By Edd K. Usman
The biggest organization of call center operators in the country is not losing sleep over the potential adverse effect of artificial intelligence or AI on the country’s multi-billion business process outsourcing (BPO) industry.
“Yes, there will be affected jobs but those are the basic services that we did in the past. We are no longer doing it,” said Jojo Uligan, president of the Contact Center Association of the Philippines (CCAP).
CCAP has about 100 member companies, which comprises 85 to 87 percent of the local BPO industry. It roster of members, both local and foreign, has a combined employee base of over 700,000.
Uligan cited directory assistance wherein clients ask for a phone number as one of the BPO jobs that is already obsolete. “That can easily be done by a machine (powered by) AI,” he pointed out.
While some services could go, he said there would be new ones that the BPO industry would be able to perform to assist a client. He said they are banking on the importance of human interaction — not with machines or robots, no matter how intelligent they are.
“At the end of the day, humans want to talk to humans, not to machines,” a confident Uligan said, stressing that machines cannot do all the things a human can.

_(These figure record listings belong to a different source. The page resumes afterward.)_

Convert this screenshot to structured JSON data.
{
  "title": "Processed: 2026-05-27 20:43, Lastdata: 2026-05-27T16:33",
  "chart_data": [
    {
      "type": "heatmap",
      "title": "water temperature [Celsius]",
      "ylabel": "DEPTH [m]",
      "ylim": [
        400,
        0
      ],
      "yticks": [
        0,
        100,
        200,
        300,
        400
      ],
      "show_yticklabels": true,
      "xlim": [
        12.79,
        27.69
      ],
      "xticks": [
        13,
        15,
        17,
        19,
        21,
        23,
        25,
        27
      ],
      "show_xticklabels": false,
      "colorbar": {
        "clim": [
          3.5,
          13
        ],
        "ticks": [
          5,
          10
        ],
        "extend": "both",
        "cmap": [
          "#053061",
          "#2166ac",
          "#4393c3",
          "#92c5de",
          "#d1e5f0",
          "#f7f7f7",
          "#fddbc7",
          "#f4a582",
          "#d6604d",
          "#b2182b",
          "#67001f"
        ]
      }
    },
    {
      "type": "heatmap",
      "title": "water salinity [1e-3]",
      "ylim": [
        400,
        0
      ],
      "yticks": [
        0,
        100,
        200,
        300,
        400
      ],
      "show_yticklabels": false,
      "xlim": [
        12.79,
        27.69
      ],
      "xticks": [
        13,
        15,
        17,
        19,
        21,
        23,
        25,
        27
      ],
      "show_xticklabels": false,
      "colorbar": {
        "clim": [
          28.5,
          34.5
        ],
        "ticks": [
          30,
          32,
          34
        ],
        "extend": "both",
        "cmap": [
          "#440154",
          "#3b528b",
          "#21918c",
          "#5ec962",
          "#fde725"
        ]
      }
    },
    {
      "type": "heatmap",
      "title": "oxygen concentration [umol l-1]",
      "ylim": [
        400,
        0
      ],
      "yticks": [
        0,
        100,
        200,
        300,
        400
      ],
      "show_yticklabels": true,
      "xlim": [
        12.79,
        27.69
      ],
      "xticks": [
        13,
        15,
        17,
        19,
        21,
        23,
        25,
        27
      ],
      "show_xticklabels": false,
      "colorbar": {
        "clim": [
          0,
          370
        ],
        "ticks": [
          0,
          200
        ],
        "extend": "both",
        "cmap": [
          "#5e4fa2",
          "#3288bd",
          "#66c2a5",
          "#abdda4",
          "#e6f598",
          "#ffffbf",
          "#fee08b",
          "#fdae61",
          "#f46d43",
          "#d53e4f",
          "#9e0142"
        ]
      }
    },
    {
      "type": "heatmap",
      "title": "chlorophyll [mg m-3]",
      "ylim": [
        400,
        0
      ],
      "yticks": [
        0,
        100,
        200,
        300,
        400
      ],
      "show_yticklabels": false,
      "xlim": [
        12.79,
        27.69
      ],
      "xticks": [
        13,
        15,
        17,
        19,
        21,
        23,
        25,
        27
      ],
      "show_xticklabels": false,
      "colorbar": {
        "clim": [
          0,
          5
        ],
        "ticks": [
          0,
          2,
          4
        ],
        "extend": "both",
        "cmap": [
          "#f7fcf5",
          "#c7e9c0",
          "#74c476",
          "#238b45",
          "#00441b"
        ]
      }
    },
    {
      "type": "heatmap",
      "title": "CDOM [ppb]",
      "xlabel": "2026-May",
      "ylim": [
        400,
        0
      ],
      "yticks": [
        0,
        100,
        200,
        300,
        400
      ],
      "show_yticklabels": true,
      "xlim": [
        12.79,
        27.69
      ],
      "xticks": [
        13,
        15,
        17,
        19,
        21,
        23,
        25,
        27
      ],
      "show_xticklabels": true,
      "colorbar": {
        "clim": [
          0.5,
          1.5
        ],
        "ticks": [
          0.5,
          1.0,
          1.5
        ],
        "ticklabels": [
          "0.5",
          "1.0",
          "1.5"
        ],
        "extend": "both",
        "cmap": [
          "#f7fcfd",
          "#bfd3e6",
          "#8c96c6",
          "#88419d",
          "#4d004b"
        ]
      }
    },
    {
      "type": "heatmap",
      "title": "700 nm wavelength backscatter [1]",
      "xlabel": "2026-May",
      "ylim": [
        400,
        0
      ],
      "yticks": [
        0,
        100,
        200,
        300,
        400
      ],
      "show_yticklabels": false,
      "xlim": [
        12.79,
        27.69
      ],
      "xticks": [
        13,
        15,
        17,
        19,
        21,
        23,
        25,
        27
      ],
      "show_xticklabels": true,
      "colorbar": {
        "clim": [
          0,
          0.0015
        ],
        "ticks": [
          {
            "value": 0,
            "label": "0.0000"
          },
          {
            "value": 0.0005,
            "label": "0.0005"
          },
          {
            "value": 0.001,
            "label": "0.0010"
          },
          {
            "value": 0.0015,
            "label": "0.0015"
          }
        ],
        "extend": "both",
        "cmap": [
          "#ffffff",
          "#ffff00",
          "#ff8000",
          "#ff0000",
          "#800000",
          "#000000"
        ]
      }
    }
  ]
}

“That is why the thrust of CCAP and the industry is really to develop things, measures on how we can stay relevant. We need to innovate, we need to understand this technology, and what are those services that we would be able to do to stay relevant and protect our industry and our people,” Uligan said.
The BPO industry road map, he said, should include the upgrading the skills of local BPO workers and enable them to handle certain work they have not done in the past.
“The skills of people we need at this time is no longer the same compared to a few years ago. Part of our initiative is to build and find ways to mitigate the risk of the potential jobs that can be automated,” he explains.
Despite the problems that AI poses to the industry, the CCAP official said there are also opportunities that the technology offers. “It is an opportunity for us to improve,” he said.
US-based Filipino tech guru Diosdado “Dado” Banatao, in a recent visit to the country, warned about the looming threat of AI on the BPO industry.
He told DOST Secretary Fortunato T. de la Peña and other officials during the meeting hosted by the Philippine Council for Industry, Energy and Emerging Technology Research and Development (DOST-PCIEERD) that experts in the US are predicting that the BPO could be hit hard by AI.
In five years, Banatao said AI would impact on the BPO industry around the world as companies would be using AI to perform repetitive tasks like those of done by call center agents.
De la Peña said Banatao prodded them to put forth a significant undertaking on AI to help the call center industry avoid or cushion the negative impact. Since then, the DOST has embarked on various initiatives on AI and has even crafted an action plan on the emerging technology.